Berne appelle Israël à quitter Ramallah
Yasser Arafat, dont le QG est encerclé par l'armée israélienne, est toujours l'interlocuteur légitime des Palestiniens. Dixit la diplomatie suisse.
Vendredi à l’aube, les troupes israéliennes sont entrées en force dans la ville de Ramallah puis dans le périmètre des bureaux de l’Autorité palestinienne, là même où Yasser Arafat vit reclus depuis le début du mois de décembre.
Cette opération militaire a été déclenchée à l’issue d’une longue réunion nocturne du cabinet israélien au cours de laquelle le président palestinien s’est vu formellement désigné comme «ennemi d’Israël» et condamné à l’isolement total.
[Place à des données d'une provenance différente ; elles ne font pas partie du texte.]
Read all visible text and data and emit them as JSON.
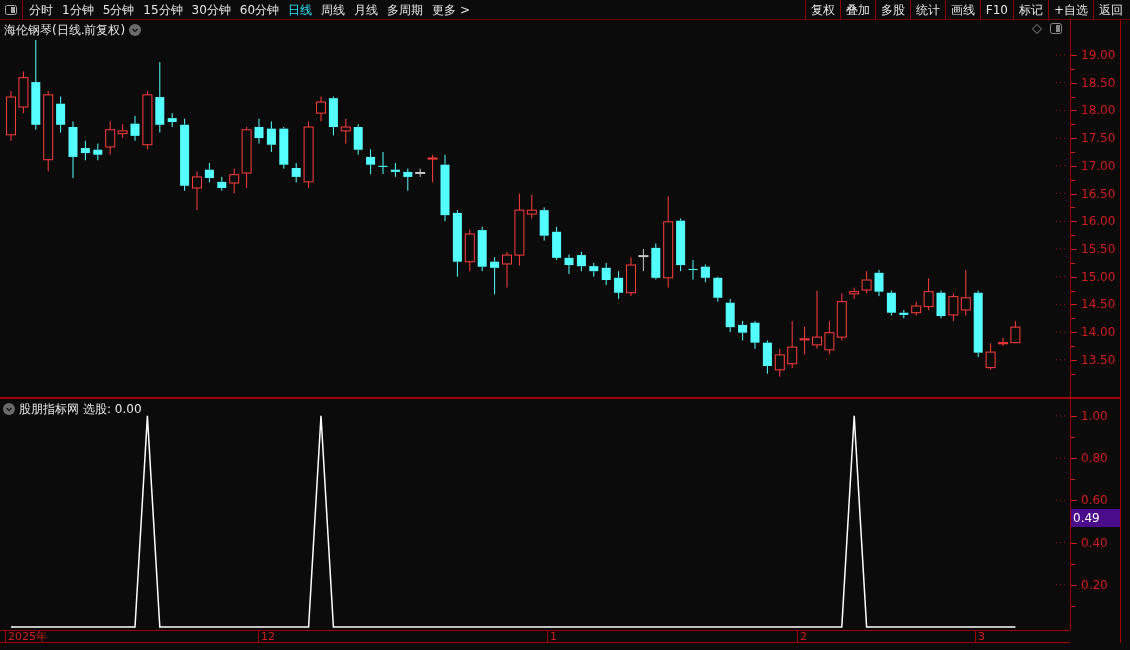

Le gouvernement entendait ainsi répondre à la série d’attentats qui en deux jours a causé la mort d’une trentaine de personnes. Un peu plus tard, une jeune Palestinienne faisait sauter une nouvelle bombe à l’entrée d’un supermarché d’un faubourg ouvrier de Jérusalem.
Arafat est un interlocuteur démocratiquement élu
A Berne, le Département fédéral des affaires étrangères a fait savoir qu’il appelait les Israéliens à un retrait immédiat de Ramallah. «Cette ville est située en Zone A, explique sa porte-parole Muriel Berset-Kohen, elle est donc sous le contrôle exclusif de l’Autorité palestinienne».
La Suisse appelle également Israël à ne pas s’en prendre physiquement au président palestinien Yasser Arafat. Il est «notre interlocuteur légitime, puisque élu démocratiquement, rien ne doit donc être fait qui pourrait porter atteinte à sa personne» précise Muriel Berset-Kohen.
Tout faire pour arrêter la spirale de la violence
Jeudi, le ministre suisse des Affaires étrangères avait eu une conversation téléphonique avec son homologue israélien Shimon Peres et avec Nabil Shaath, ministre de la Coopération internationale de l’Autorité palestinienne.
Joseph Deiss a redit à ses interlocuteurs qu’il condamnait toute forme de terrorisme et de violence aveugle contre la population civile, en particulier l’attentat de mercredi soir dans la ville de Netanya.
Le chef de la diplomatie suisse a alors demandé à Israël de faire preuve de retenue pour ne pas amplifier la spirale de la violence et à l’Autorité palestinienne de lancer un appel solennel exigeant l’arrêt des attentats-suicides.
La Suisse enfin se réjouit de l’offre de paix saoudienne entérinée jeudi par le Sommet arabe de Beyrouth et dans laquelle les pays arabes s’engagent à reconnaître l’État d’Israël.
C’est une étape importante, commente Muriel Berset-Kohen, «nous appuyons cette offre, mais il faut qu’elle puisse se traduire dans les faits».